Hari Senin siang, setelah bel pulang berbunyi, teman-temanku mulai meninggalkan kelas satu per satu. Beberapa langsung pulang, ada juga yang menuju ruang kegiatan ekstrakurikuler mereka. Aku tidak terburu-buru pulang, karena hari itu adalah jadwal latihan hadroh—ekstrakurikuler favoritku sejak pertama kali masuk SMP.

Namaku Isnan, siswa kelas 8 di sebuah SMP negeri di kota kecil. Sejak kecil, aku memang menyukai musik Islami, terutama sholawat. Ketika pertama kali tahu bahwa sekolahku memiliki ekskul hadroh, aku langsung tertarik dan mendaftar tanpa ragu. Aku ingin bisa menyalurkan minatku sambil memperdalam pengetahuan agama.

Awalnya, aku tidak tahu banyak tentang hadroh. Yang aku tahu hanya suara tabuhan rebana yang berirama dan lantunan sholawat yang merdu. Tapi setelah beberapa kali ikut latihan, aku mulai paham bahwa hadroh adalah perpaduan antara seni, musik, dan bentuk kecintaan kepada Rasulullah SAW. Semuanya dikemas dalam harmoni suara dan irama yang kompak.

Kegiatan ekskul hadroh di sekolahku dilaksanakan setiap hari Senin, pukul 14.00 sampai 16.00, bertempat di musala sekolah. Kami dibimbing oleh Ustaz Lukman, guru agama yang juga sangat ahli dalam seni hadroh. Pada pertemuan pertama, kami dikenalkan dengan berbagai jenis alat musik hadroh, seperti rebana bass, rebana kecil, tam, dan kecrek.

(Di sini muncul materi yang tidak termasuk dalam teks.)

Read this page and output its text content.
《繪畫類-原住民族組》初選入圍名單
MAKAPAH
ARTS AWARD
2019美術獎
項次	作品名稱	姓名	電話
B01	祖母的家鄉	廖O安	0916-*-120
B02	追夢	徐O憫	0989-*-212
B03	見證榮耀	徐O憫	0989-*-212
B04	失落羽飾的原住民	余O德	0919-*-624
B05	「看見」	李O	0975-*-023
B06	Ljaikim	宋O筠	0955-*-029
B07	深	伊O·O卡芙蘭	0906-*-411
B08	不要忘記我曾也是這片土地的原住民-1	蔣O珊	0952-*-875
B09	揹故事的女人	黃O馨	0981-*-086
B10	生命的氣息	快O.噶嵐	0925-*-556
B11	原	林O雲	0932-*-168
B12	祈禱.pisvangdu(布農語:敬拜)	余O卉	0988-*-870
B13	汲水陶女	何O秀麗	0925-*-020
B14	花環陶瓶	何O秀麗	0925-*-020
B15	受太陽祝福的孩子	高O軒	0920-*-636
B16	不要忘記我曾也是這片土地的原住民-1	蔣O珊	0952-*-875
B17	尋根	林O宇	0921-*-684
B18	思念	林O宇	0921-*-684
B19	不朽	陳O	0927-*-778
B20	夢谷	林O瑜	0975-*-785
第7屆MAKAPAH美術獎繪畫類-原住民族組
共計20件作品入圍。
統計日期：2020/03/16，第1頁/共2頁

Aku paling tertarik dengan rebana kecil, dan sejak itu aku mulai dilatih untuk memainkan pola-pola dasar dari alat tersebut.

Di awal latihan, tanganku sering sakit dan terasa pegal karena belum terbiasa. Tapi aku tidak menyerah. Dengan latihan rutin dan bimbingan yang sabar dari ustaz serta semangat dari teman-teman kelompok, aku mulai bisa mengikuti pola-pola seperti taktim, rol, dan jedag-jedug dengan tempo yang lebih tepat.

Yang paling aku sukai dari kegiatan hadroh adalah saat kami membaca sholawat bersama. Suaranya merdu, menenangkan, dan membuat hati terasa adem. Bagi kami, latihan hadroh bukan hanya tentang seni musik, tetapi juga memperkuat nilai-nilai keislaman, kebersamaan, dan kedisiplinan.

Beberapa bulan kemudian, kami mendapat kesempatan untuk tampil di acara Maulid Nabi tingkat sekolah. Itu adalah pertama kalinya aku tampil di depan banyak orang sebagai pemain hadroh. Awalnya aku gugup, tapi begitu tabuhan dimulai dan suara sholawat berkumandang, semua rasa cemas hilang. Aku merasa bangga bisa ikut mengisi acara sekolah dan menunjukkan hasil latihan kami selama ini.

Kegiatan ini mengajarkanku banyak hal. Pertama, tentang disiplin waktu, karena kami harus hadir tepat waktu setiap Senin sore dan tidak boleh malas. Kedua, tentang kerja sama tim, karena setiap tabuhan harus serasi dan kompak agar iramanya enak didengar. Ketiga, tentang percaya diri, karena tampil di depan umum bukanlah hal yang mudah.

Lebih dari itu, mengikuti hadroh membuatku merasa lebih dekat dengan ajaran Islam. Membaca sholawat menjadi kegiatan yang menyenangkan dan bermakna. Setiap latihan bukan hanya tentang mengasah kemampuan, tapi juga menyegarkan hati dan menambah semangat.

Kini, aku sudah menjadi bagian dari tim inti hadroh sekolah. Kami pernah tampil di beberapa acara sekolah dan kegiatan keagamaan di lingkungan sekitar. Meskipun belum pernah meraih juara lomba, pengalaman dan kebersamaan yang kami dapatkan sangat berharga.

Bagiku, hadroh bukan hanya kegiatan setelah sekolah. Ia adalah tempat untuk tumbuh, belajar, dan mencintai Islam dengan cara yang indah. Aku bersyukur menjadi bagian dari tim hadroh SMP, dan aku berharap suatu hari nanti bisa membawa tim ini meraih prestasi yang lebih tinggi.